Noble gas compositions of fluid inclusions hosted in sulfides from two modern submarine hydrothermal sites of contrasting tectonic settings have been analyzed. The JADE Field (central Okinawa Trough, Japan) is located in an active intracontinental back-arc basin whereas the SO 134 field is related to the central spreading ridge of the North Fiji Basin, which represents an active, highly mature intra-ocean back-arc system. Previous conventional studies of fluid inclusions have revealed compelling evidence for subcritical phase separation of the hydrothermal fluids at both sites.

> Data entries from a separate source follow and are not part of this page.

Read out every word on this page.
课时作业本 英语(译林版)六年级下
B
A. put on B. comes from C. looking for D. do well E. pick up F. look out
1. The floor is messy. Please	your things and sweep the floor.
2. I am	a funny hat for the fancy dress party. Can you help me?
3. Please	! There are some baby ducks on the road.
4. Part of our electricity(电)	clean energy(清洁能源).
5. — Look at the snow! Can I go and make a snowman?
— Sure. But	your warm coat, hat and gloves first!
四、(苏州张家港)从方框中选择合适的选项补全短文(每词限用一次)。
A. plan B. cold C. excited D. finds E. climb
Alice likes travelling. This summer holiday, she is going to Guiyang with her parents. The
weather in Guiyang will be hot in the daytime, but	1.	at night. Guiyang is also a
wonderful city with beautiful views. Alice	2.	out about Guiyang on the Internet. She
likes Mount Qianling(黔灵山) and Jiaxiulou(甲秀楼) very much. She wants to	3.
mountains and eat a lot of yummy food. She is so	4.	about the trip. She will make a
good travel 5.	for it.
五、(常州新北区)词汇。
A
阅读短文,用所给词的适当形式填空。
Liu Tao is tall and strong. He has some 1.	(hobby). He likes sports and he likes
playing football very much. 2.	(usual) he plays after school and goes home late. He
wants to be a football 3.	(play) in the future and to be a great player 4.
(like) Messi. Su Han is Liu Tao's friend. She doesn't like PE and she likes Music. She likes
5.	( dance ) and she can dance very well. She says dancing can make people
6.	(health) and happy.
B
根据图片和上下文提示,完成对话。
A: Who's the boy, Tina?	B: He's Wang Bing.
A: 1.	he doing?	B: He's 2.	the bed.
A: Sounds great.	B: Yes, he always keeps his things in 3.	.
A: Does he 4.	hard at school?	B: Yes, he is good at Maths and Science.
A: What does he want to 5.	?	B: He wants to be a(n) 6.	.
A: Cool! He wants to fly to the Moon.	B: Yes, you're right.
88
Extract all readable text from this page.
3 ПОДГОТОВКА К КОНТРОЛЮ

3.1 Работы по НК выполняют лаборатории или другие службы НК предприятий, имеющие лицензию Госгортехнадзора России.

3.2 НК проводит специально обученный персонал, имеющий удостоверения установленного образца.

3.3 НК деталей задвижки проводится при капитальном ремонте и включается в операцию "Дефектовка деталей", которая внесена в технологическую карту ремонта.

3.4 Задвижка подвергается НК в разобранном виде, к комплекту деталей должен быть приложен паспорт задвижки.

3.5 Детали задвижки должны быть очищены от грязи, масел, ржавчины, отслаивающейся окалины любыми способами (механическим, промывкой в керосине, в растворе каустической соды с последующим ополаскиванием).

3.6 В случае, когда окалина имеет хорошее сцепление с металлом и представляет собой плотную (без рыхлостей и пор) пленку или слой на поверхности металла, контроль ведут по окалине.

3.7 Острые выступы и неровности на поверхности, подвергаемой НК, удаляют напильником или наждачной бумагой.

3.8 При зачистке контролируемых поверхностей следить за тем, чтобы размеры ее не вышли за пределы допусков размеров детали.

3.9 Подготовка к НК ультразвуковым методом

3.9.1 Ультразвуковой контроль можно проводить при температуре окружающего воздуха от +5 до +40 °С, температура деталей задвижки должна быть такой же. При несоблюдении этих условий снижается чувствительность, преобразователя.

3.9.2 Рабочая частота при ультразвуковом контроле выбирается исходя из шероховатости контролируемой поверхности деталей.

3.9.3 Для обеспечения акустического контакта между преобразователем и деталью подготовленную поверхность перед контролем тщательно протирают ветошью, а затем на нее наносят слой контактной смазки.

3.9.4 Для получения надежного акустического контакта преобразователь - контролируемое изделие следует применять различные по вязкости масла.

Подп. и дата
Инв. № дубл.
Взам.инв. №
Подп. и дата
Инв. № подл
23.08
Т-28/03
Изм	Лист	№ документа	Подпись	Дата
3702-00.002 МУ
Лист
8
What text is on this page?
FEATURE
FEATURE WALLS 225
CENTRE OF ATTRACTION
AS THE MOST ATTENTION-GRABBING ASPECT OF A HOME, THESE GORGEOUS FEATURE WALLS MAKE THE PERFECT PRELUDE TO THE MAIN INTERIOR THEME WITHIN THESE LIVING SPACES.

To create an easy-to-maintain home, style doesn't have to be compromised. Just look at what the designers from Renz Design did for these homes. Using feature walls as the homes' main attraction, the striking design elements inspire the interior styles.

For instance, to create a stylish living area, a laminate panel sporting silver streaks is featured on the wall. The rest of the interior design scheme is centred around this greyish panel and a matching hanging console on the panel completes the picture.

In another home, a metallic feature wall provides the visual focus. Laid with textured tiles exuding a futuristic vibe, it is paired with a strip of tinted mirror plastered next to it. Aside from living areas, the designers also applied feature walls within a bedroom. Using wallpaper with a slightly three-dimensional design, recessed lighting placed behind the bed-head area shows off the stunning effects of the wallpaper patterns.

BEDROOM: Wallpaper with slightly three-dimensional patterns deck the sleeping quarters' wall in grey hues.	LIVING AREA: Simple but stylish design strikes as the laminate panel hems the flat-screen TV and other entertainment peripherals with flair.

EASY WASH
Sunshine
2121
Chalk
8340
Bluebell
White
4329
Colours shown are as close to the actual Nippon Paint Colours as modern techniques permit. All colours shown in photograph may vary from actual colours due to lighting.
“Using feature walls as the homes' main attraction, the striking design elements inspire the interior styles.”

Elemental abundances of Ne, Ar, Kr, and Xe in fluid inclusions in all studied samples of chalcopyrite and sphalerite from both hydrothermal sites indicate that the heavier noble gases are derived from ambient seawater. In contrast, helium concentrations are 1 to 2 orders of magnitude higher than expected for equilibrium solution in seawater, indicating that helium is predominantly derived from a magmatic source beneath the hydrothermal systems. The 3He/4He ratios in sphalerite-hosted fluid inclusions from the JADE Field and the SO 134 field are similar to those reported from related vent fluids and show that fluid inclusions reliably record the helium isotope ratio of the original hydrothermal fluid. However, in the North Fiji Basin, earlier “black smoker” activity and the formation of Fe-rich “Kies-type”sulfides seems to have been related to a more MORB-like volcanism, whereas the younger recent “white smoker” hydrothermal activity in the North Fiji Basin can be attributed to a hot spot magmatism in the study area.